Basta, da 10 km. in poi non c'è manco più un cartello, manco il classico cartello "benvenuti" dei film horror che poi il filo di vento lo fa girare e dietro c'è scritto "morirete" col sangue. Oppure peggio. Comincia a confonderti. Ti deve mettere i bastoni fra le ruote. Allora ti scrive. "Monculo: tutte le direzioni".

Ma che vuol dire "tutte le direzioni"? Ma come fanno tutte le direzioni a portare lì? Ma che ci sono sei strade a cipolla che portano in sto posto? Ma quale ingegnere urbanista intinto nel mirto ha disegnato una cosa del genere? Oppure il cartello a destra dice: "Monculo", e il cartello a sinistra "Monculo centro".

Dai di testa, proprio ti fermi, accosti e vomiti anche tu stessi su una strada più dritta del rettilineo di Montecarlo. Mancano i cartelli "su", "giù", "di qua", "di là" di Alice nel Paese delle Meraviglie e poi ti fumi una cannazza col Brucaliffo.

Ma attenzione, mio padre aveva la sua tecnica per bypassare questo intoppo.

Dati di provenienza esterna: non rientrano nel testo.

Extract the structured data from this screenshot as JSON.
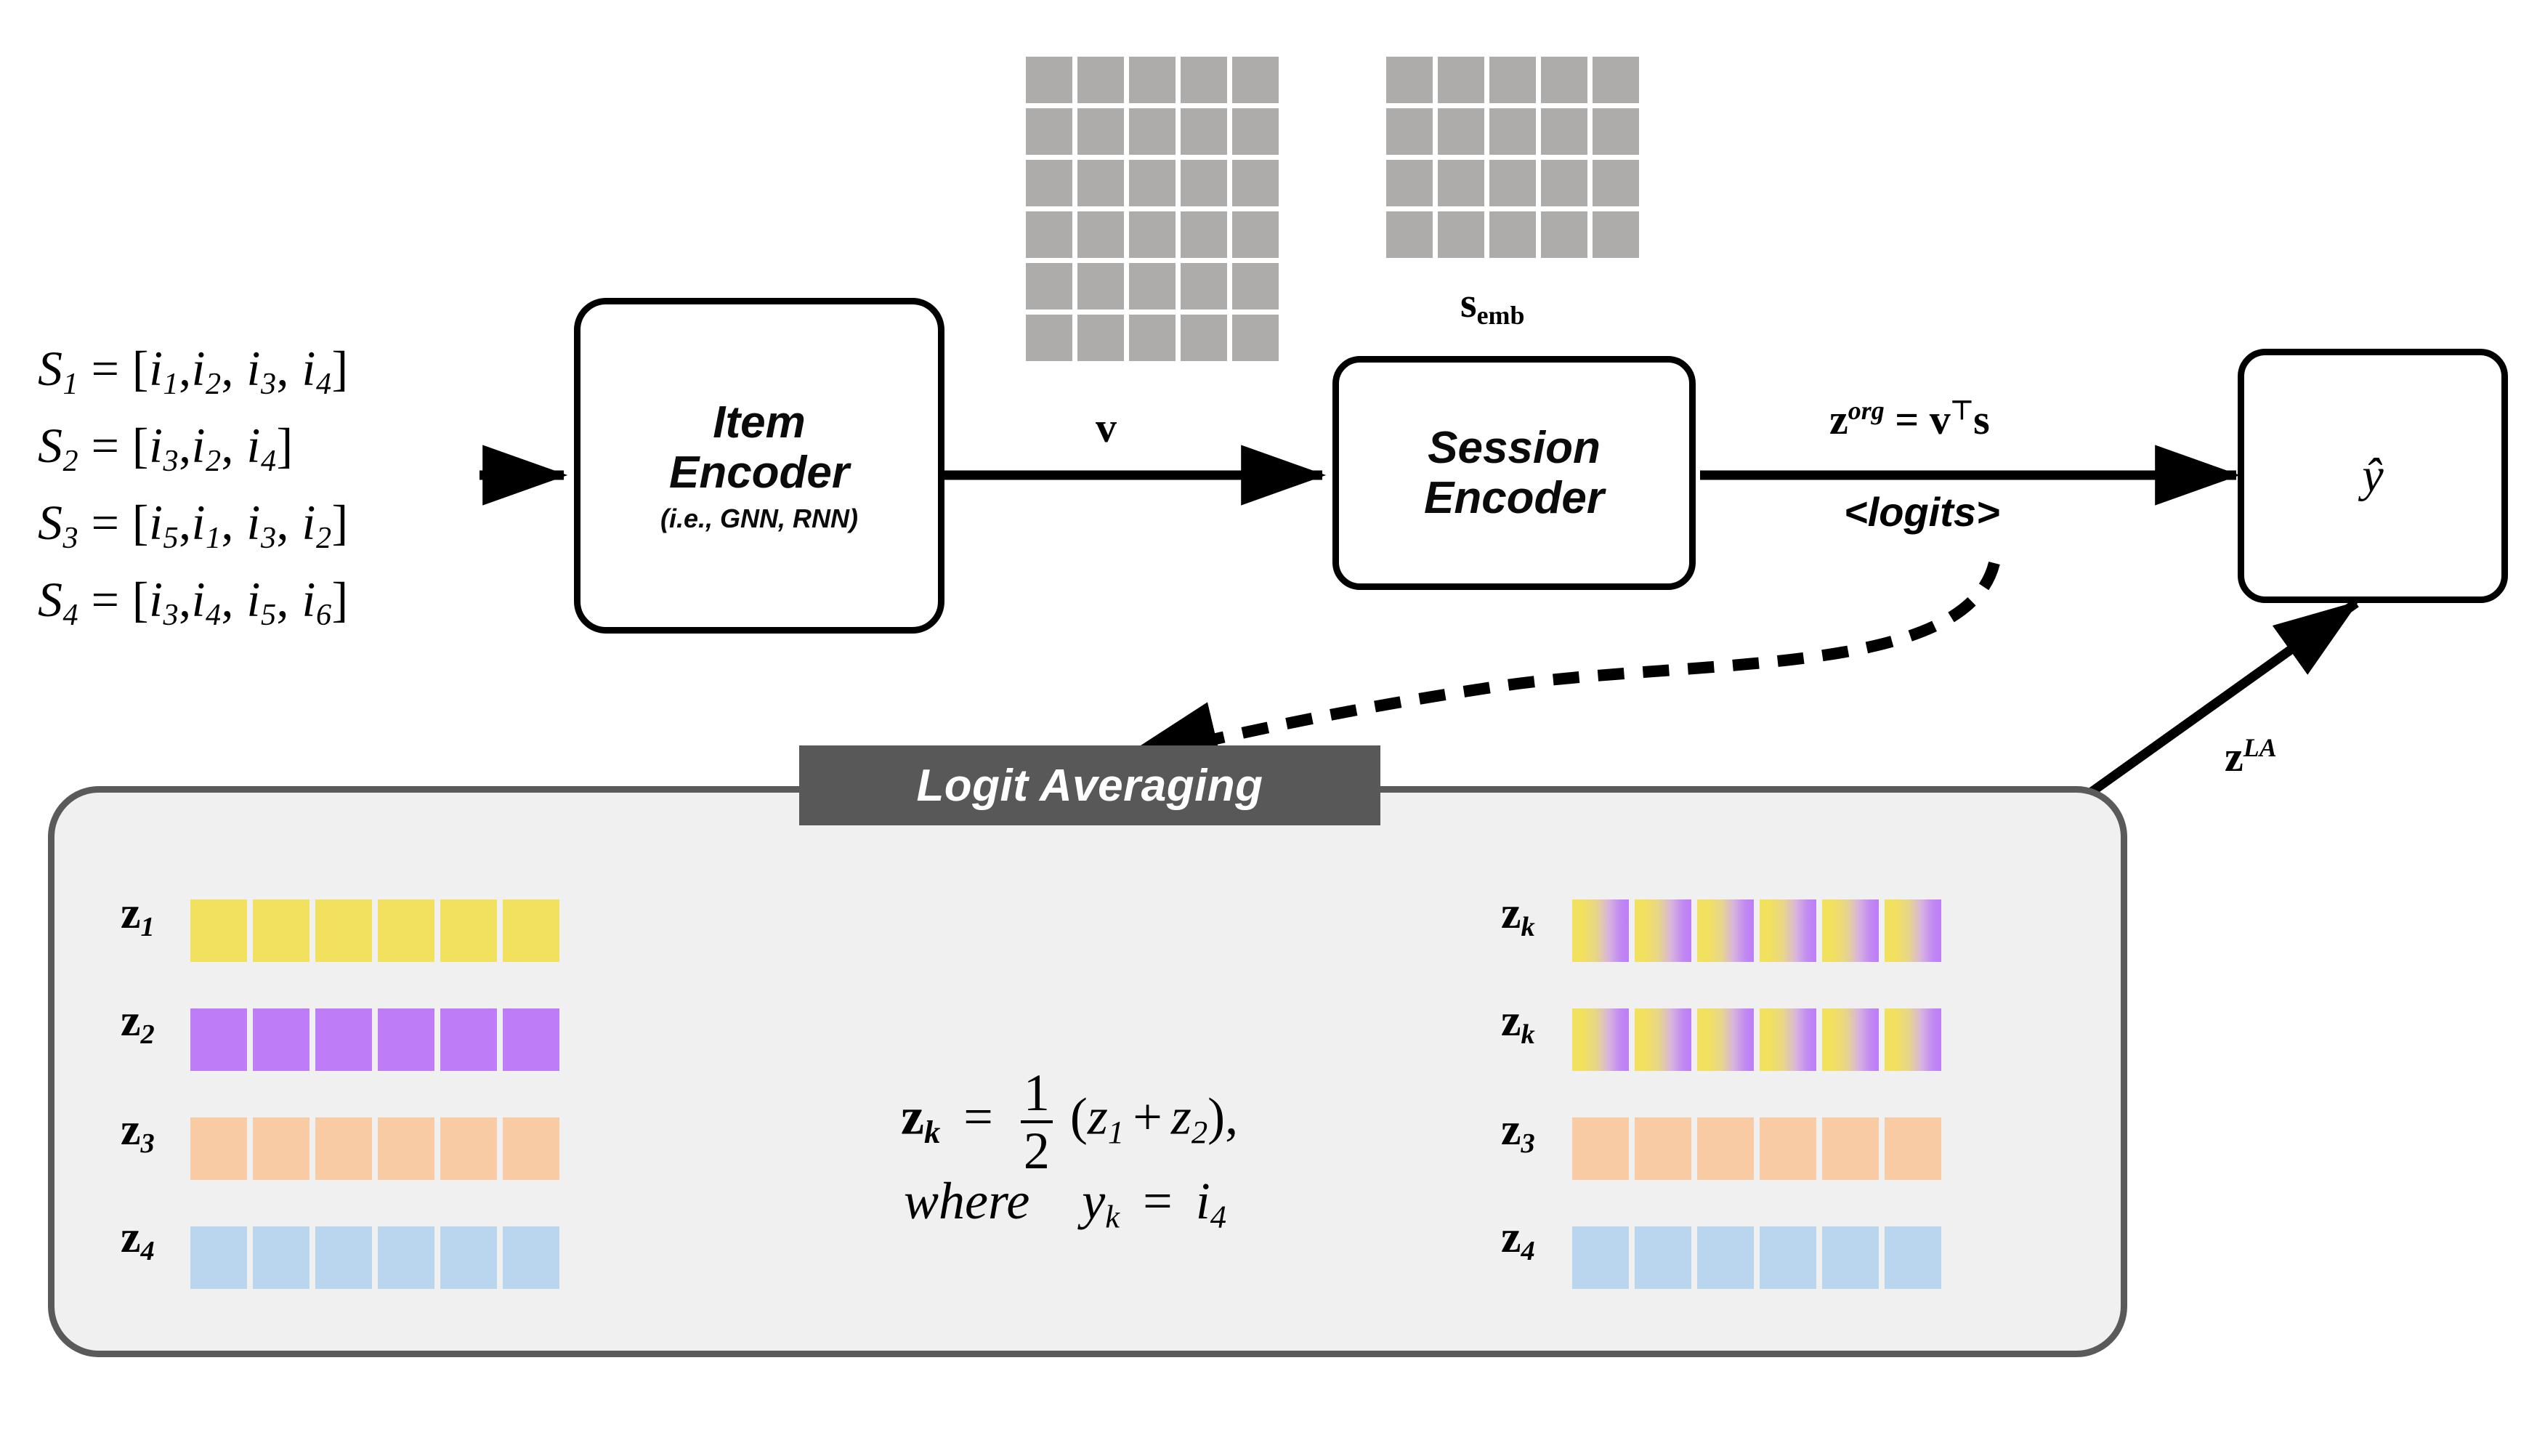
{
  "sessions": {
    "label": "input-sessions",
    "lines": [
      {
        "name": "S",
        "idx": "1",
        "items": [
          {
            "b": "i",
            "s": "1"
          },
          {
            "b": "i",
            "s": "2"
          },
          {
            "b": "i",
            "s": "3"
          },
          {
            "b": "i",
            "s": "4"
          }
        ]
      },
      {
        "name": "S",
        "idx": "2",
        "items": [
          {
            "b": "i",
            "s": "3"
          },
          {
            "b": "i",
            "s": "2"
          },
          {
            "b": "i",
            "s": "4"
          }
        ]
      },
      {
        "name": "S",
        "idx": "3",
        "items": [
          {
            "b": "i",
            "s": "5"
          },
          {
            "b": "i",
            "s": "1"
          },
          {
            "b": "i",
            "s": "3"
          },
          {
            "b": "i",
            "s": "2"
          }
        ]
      },
      {
        "name": "S",
        "idx": "4",
        "items": [
          {
            "b": "i",
            "s": "3"
          },
          {
            "b": "i",
            "s": "4"
          },
          {
            "b": "i",
            "s": "5"
          },
          {
            "b": "i",
            "s": "6"
          }
        ]
      }
    ],
    "plain": [
      "S1 = [i1, i2, i3, i4]",
      "S2 = [i3, i2, i4]",
      "S3 = [i5, i1, i3, i2]",
      "S4 = [i3, i4, i5, i6]"
    ]
  },
  "item_encoder": {
    "title_line1": "Item",
    "title_line2": "Encoder",
    "subtitle": "(i.e., GNN, RNN)"
  },
  "session_encoder": {
    "title_line1": "Session",
    "title_line2": "Encoder"
  },
  "output_box": {
    "label": "ŷ"
  },
  "matrices": {
    "item_matrix": {
      "rows": 6,
      "cols": 5,
      "cell_color": "#aeabab",
      "label": ""
    },
    "session_matrix": {
      "rows": 4,
      "cols": 5,
      "cell_color": "#aeabab",
      "label_base": "s",
      "label_sub": "emb"
    }
  },
  "edge_labels": {
    "v": "v",
    "z_org_base": "z",
    "z_org_sup": "org",
    "z_org_eq": "=",
    "z_org_rhs_v": "v",
    "z_org_rhs_t": "⊤",
    "z_org_rhs_s": "s",
    "logits": "<logits>",
    "z_la_base": "z",
    "z_la_sup": "LA"
  },
  "logit_panel": {
    "banner": "Logit Averaging",
    "panel_fill": "#f0f0f0",
    "panel_border": "#5a5a5a",
    "banner_fill": "#585858",
    "left_rows": [
      {
        "label_base": "z",
        "label_sub": "1",
        "color_name": "yellow",
        "color": "#f2e05f",
        "cells": 6
      },
      {
        "label_base": "z",
        "label_sub": "2",
        "color_name": "purple",
        "color": "#be7df7",
        "cells": 6
      },
      {
        "label_base": "z",
        "label_sub": "3",
        "color_name": "peach",
        "color": "#f9cba5",
        "cells": 6
      },
      {
        "label_base": "z",
        "label_sub": "4",
        "color_name": "blue",
        "color": "#bad6ee",
        "cells": 6
      }
    ],
    "right_rows": [
      {
        "label_base": "z",
        "label_sub": "k",
        "color_name": "gradient",
        "color": "#f2e05f→#be7df7",
        "cells": 6
      },
      {
        "label_base": "z",
        "label_sub": "k",
        "color_name": "gradient",
        "color": "#f2e05f→#be7df7",
        "cells": 6
      },
      {
        "label_base": "z",
        "label_sub": "3",
        "color_name": "peach",
        "color": "#f9cba5",
        "cells": 6
      },
      {
        "label_base": "z",
        "label_sub": "4",
        "color_name": "blue",
        "color": "#bad6ee",
        "cells": 6
      }
    ],
    "formula": {
      "lhs_base": "z",
      "lhs_sub": "k",
      "eq": "=",
      "frac_num": "1",
      "frac_den": "2",
      "rhs": "(z₁ + z₂),",
      "rhs_open": "(",
      "rhs_z1_base": "z",
      "rhs_z1_sub": "1",
      "rhs_plus": "+",
      "rhs_z2_base": "z",
      "rhs_z2_sub": "2",
      "rhs_close": "),",
      "where_word": "where",
      "where_y_base": "y",
      "where_y_sub": "k",
      "where_eq": "=",
      "where_i_base": "i",
      "where_i_sub": "4"
    }
  },
  "colors": {
    "stroke_black": "#000000",
    "gray_cell": "#aeabab",
    "panel_bg": "#f0f0f0",
    "panel_stroke": "#5a5a5a",
    "banner_bg": "#585858",
    "yellow": "#f2e05f",
    "purple": "#be7df7",
    "peach": "#f9cba5",
    "blue": "#bad6ee"
  }
}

La tecnica film americano, come Will Smith. "Segua quella macchina!".

Seguiva una macchina. Solo che non era la macchina di un rapinatore assassino mezzo extraterrestre (che oggettivamente un po' potrebbe inficiarti la Pasquetta). È una macchina a caso. Motivando questo insano gesto con questa spiegazione per lui perfettamente sensata "ma se siamo nei pressi di questo posto turistico, questi andranno lì!".

Al che io, che ho sempre rotto le palle per vocazione, dicevo "ma se questo sta andando a casa della sua donna a fare Pasquetta col cognato noi che facciamo? Ci sediamo anche noi a discutere dell'eredità e ad abboffarci di fettine panate come Kiss Me Licia? Facciamo anche i complimenti per la casa nuova?" Al che lui mi mandava a cagare ed eravamo pari. Però siamo sempre arrivati, a onor del vero. Sempre tipo a Pasquetta dell'anno dopo, ma arrivavamo.

E vi dico questo perché il lunedì dell'Angelo si festeggia essenzialmente per un errore. Perché nel vangelo c'è scritto che "Il giorno dopo la Pasqua" le donne videro Gesù, peccato che la Pasqua degli ebrei era il sabato, non la domenica. Questi sono sempre quelli di Nicea, così imparano a fare le leggi religiose dopo l'amaro Averna.

Vi posso dire invece che l'idea di festeggiare fuori porta è sempre suggerita dal vangelo, visto che Gesù il giorno dopo essere risorto apparve a due discepoli che stavano andando verso un'altra città e fece il cammino con loro. Caro Gesù, ti capisco.

Visto che il pic-nic di mio padre prevedeva anche un'altra cosa. Una scarpinata orva. Perché chissà per quale motivo c'erano sempre 87.000 scale per raggiungere la tale cattedrale, il tale mausoleo o il tale obelisco ciolliforme. Roba che poi tu passavi grondando sudore come Pumba quando è inseguito dalle iene e dovevi fare i saltini nei ruscelli sulle birre messe a rinfresco come la versione poverissima di Kim Possible mentre i proprietari delle suddette birre ti guardano con la pietà negli occhi della serie "guarda questo, così giovane, già va in gita con le comunità"...

Poi arrivavi e non c'era Emmaus, di solito c'era solo una camera di intonaco scrostato con scritto da un lato "Ecce Christi". Che la bestemmia ti saliva e tu evitavi, la trattenevi come i rutti quando sei alla Posta solo perché dopo la scarpinata, mentre l'acido lattico ti saliva al cervello mandandolo in pappa, Gesù lo vedevi proprio, ammantato di luce e in tecnicolor, e l'ultimo tuo pensiero prima di precipitare nell'oblio dell'ipossia era che lui risorgeva e tu morivi, così finivate uno a uno.

Finalmente, dopo tanto tribolare: buona Pasqua a tutti, belli!